I remember in the last few years of the Sydney boom, people would go with whichever broker, or bank manager who would lend them money. Now you really need people who understand the bigger picture, you probably need a more senior, more experienced professional to strategise within your mortgage and structure.
That said, it’s still easier than way back when I first started as an investor!
Selecting the right property
Investors need to be a lot more selective when it comes to choosing a property within the current market. People need to be more wary of inferior quality developments and stick to properties that have strong owner-occupier appeal. When you’re aiming for capital growth, properties designed for owner occupiers will appeal to a wider spectrum of buyers – so if you decide to sell, you can access the whole market, not just investors.
4 tips and trends to watch
More non-bank lenders
With major banks tightening up on lending, this has opened an opportunity for more non-bank lenders to come and fill the space and meet the needs of the market. It’s something that happened in the last cycle – that could happen again. It’s a trend we’ve already seen, for example, with FIRB lending, with more and more mortgage funds coming in to fill some of the gap.
Look for areas that have yet to boom
It’s important to note that the so-called ‘boom’ has really only happened in Sydney and Melbourne. And while these markets may be slowing, there are others performing very well – such as Hobart. I also believe very strongly in Brisbane, with Perth and Adelaide typically following, based on historical records. At the peak of its last cycle, the Perth median price was getting close to Sydney median price. Gold Coast at peak of last cycle almost equal to Sydney.
And while Melbourne houses have done better than Sydney in recent years, I think Melbourne apartments will catch up, with recent planning changes and reduced supply of new developments.
Prepare well for settlement
For off-the-plan investors who have already purchased, speak to a number of brokers, prepare enough buffers to ensure you can settle.

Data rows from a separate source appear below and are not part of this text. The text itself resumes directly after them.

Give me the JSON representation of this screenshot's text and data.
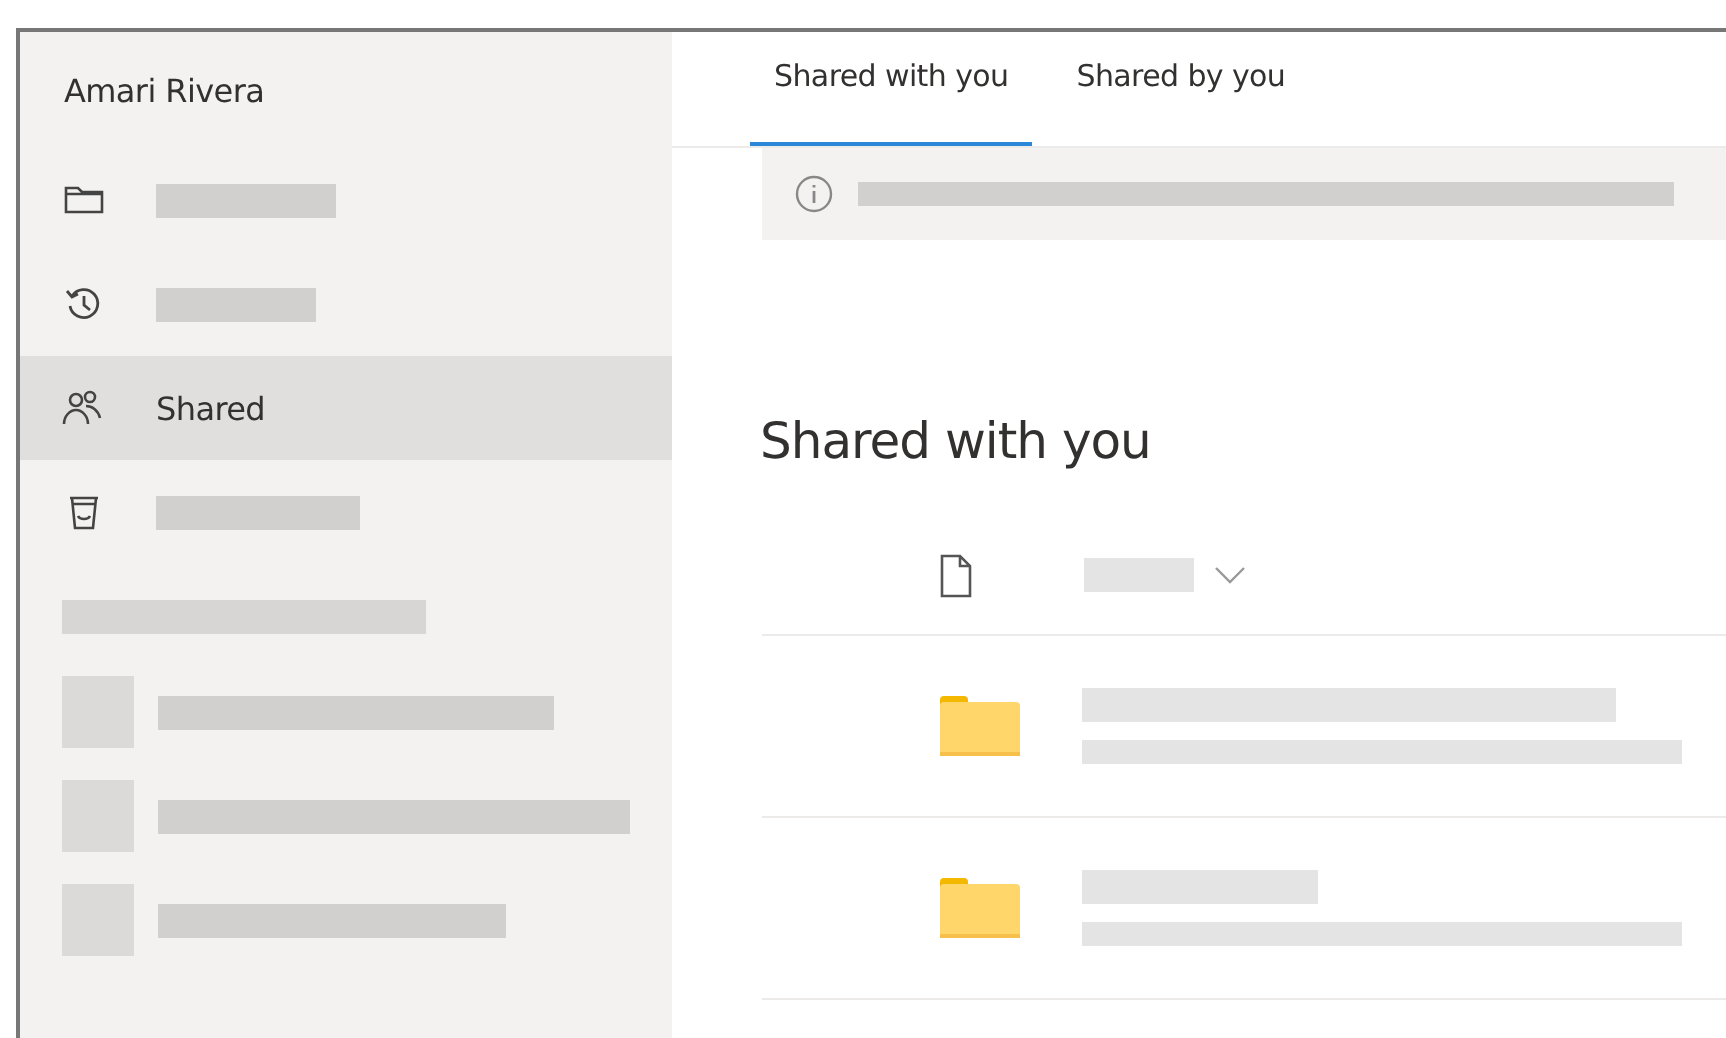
{
  "sidebar": {
    "account_name": "Amari Rivera",
    "items": [
      {
        "selected": false
      },
      {
        "selected": false
      },
      {
        "label": "Shared",
        "selected": true
      },
      {
        "selected": false
      }
    ]
  },
  "tabs": [
    {
      "label": "Shared with you",
      "selected": true
    },
    {
      "label": "Shared by you",
      "selected": false
    }
  ],
  "heading": "Shared with you"
}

For new investors, when you go into a new building, make sure you are confident with the track record of the developer.
Gather your team
Though the economy is strong, we are in a relatively uncertain period in terms of lending. So, now more than ever, people need to have the right team around them. Experienced people from different fields with their best interests at heart and who are positive – who don’t give up easily.
When faced with a challenge, many people look for easy way out. But consider this, if you plan to give up on your property investment, what alternatives are there? Because fact of the matter is, so many Australians will not have enough saved for retirement. So now is the perfect time to learn more, to become more financially literate so you can be better prepared for your future.
It’s easy in the ‘post-truth’ era to be swayed by others, or by incredible stories of overnight cryptocurrency billionaires. But the fact is, investment isn’t speculative. For us at Ironfish, it is about common sense: acquiring a portfolio of quality properties in a great location and holding it over the long-term.
To borrow another piece of wisdom from Mr Buffett: “If you aren’t willing to own a stock for 10 years, don’t even bother holding it for 10 days.”
It’s the same with property; people may make money in the short term through sheer luck, but investing is a long-game, and there will always be challenges. That’s why we’re here to help you every step of the way.
Joseph Chou is the founder and CEO of property investment firm Ironfish.